For some reason this blog has failed to post the comment that I just wrote in response to Simon Edhouse‘s latest comment in response to the Clues vs. Trains post. It’s within a good dialog that involves Simon’s post here, which makes some subtle but important points about the degree to which the client-server nature of commercial activity on the Web contributes to normative acceptance of the many silos there. I’m trying to convince Simon that we’re on his side in opposition to that. Anyway, here’s what I just tried to post:
|
We need the invention that mothers the necessity. One “bite” I hope will hold is the relbutton on iPhones and other mobile devices, giving listeners a way to interact with, and pay for, otherwise free online radio streams and podcasts. I haven’t said too much publicly about this yet because we have a lot of details to work out. But on the “sell” side we already have the interest of (and participation by) Forces That Be in public broadcasting, just for starters. |
|
Q: “It’s going to need vendor buy-in to actually work?” |
|
Not at first. But we have a data type escrowed on the buyer’s side called MLOTT, for Money Left On The Table. That should help. |
|
Q: “You can’t shame them into action” |
|
Q: “or count on enlightening them” |
|
Not the plan either. Some of “them” are among “us” to begin with anyway. |
|
Q: Vendors are not going to volunteer to be ‘managed’ |
|
Carrot before stick. It has to be attractive. That’s the plan. |
|
Q: “… the name of the meme itself, almost jinxes it, for non-adoption by traditional product/service suppliers in the value-chain.” |
|
It’s a big world. There are lots of vendors, some more traditional than others. We don’t need to boil the ocean here. We just need to get a few lagoons heated up first. That’s why starting with public media will help. |
By the way, after I failed to post that on this blog, I tried posting a comment on Simon’s blog, which is on Blogger. There I was given three choices for identifying myself: Google/Blogger, OpenID and URL. Sxipper, which is normally helpful, got in the way of the first and wouldn’t let me get it to work. I forgot all of my OpenID IDs, and Blogger told me I had “illegal characters” in http://doc.searls.com.

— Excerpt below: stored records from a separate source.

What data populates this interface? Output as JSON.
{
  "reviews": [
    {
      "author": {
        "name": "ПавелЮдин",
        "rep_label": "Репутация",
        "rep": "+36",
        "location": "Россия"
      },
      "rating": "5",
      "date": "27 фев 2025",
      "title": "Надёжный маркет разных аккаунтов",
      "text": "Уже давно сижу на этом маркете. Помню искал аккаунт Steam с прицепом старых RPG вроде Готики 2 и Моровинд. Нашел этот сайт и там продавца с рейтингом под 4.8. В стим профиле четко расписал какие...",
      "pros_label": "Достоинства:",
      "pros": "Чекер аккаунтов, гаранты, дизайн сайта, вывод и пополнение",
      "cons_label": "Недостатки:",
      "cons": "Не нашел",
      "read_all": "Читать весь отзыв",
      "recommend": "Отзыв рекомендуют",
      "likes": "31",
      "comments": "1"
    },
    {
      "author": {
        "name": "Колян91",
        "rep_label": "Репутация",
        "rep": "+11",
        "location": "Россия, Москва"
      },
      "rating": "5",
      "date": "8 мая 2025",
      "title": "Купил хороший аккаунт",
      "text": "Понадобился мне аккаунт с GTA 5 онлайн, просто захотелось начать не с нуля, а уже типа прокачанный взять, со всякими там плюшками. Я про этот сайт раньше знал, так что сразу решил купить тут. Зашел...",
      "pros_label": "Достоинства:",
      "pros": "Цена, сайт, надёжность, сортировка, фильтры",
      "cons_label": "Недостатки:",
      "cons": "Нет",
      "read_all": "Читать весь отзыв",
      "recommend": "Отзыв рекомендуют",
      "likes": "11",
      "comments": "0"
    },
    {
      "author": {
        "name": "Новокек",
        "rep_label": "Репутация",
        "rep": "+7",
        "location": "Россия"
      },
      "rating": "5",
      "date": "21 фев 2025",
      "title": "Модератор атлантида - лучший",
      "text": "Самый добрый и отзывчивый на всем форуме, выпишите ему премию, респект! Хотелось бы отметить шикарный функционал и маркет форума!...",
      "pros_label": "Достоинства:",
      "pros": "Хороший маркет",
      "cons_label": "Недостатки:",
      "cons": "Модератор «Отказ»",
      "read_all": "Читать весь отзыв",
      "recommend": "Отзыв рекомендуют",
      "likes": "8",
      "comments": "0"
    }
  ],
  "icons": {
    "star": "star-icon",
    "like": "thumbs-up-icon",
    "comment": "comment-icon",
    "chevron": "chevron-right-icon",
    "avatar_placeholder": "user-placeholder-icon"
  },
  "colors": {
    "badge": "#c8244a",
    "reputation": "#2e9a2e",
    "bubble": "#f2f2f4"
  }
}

I’ll tell ya, if all we ever do with VRM is eliminate that kind of gauntlet, I’ll be happy. Oh, by the way, I don’t think any current identity system by itself will cut it — worthy as each may be. When an individual shows up at a site, or otherwise interacts with an entity or a service in the networked world (and not just on the Web), we need to know if a relationship is already in place, and then skip consciousness-required-identification (hell, let’s call that CRI) of ourselves. And no vendor alone is going to give that to us. We need to make the user the point of integration and origination. We have to make the individual the driver, and not just the center of vendor-side “attention” or whatever. Code has to be present on our side that says to the other side that a relationship already exists, or could exist (on our terms and not just theirs), and then let computation take care of the rest.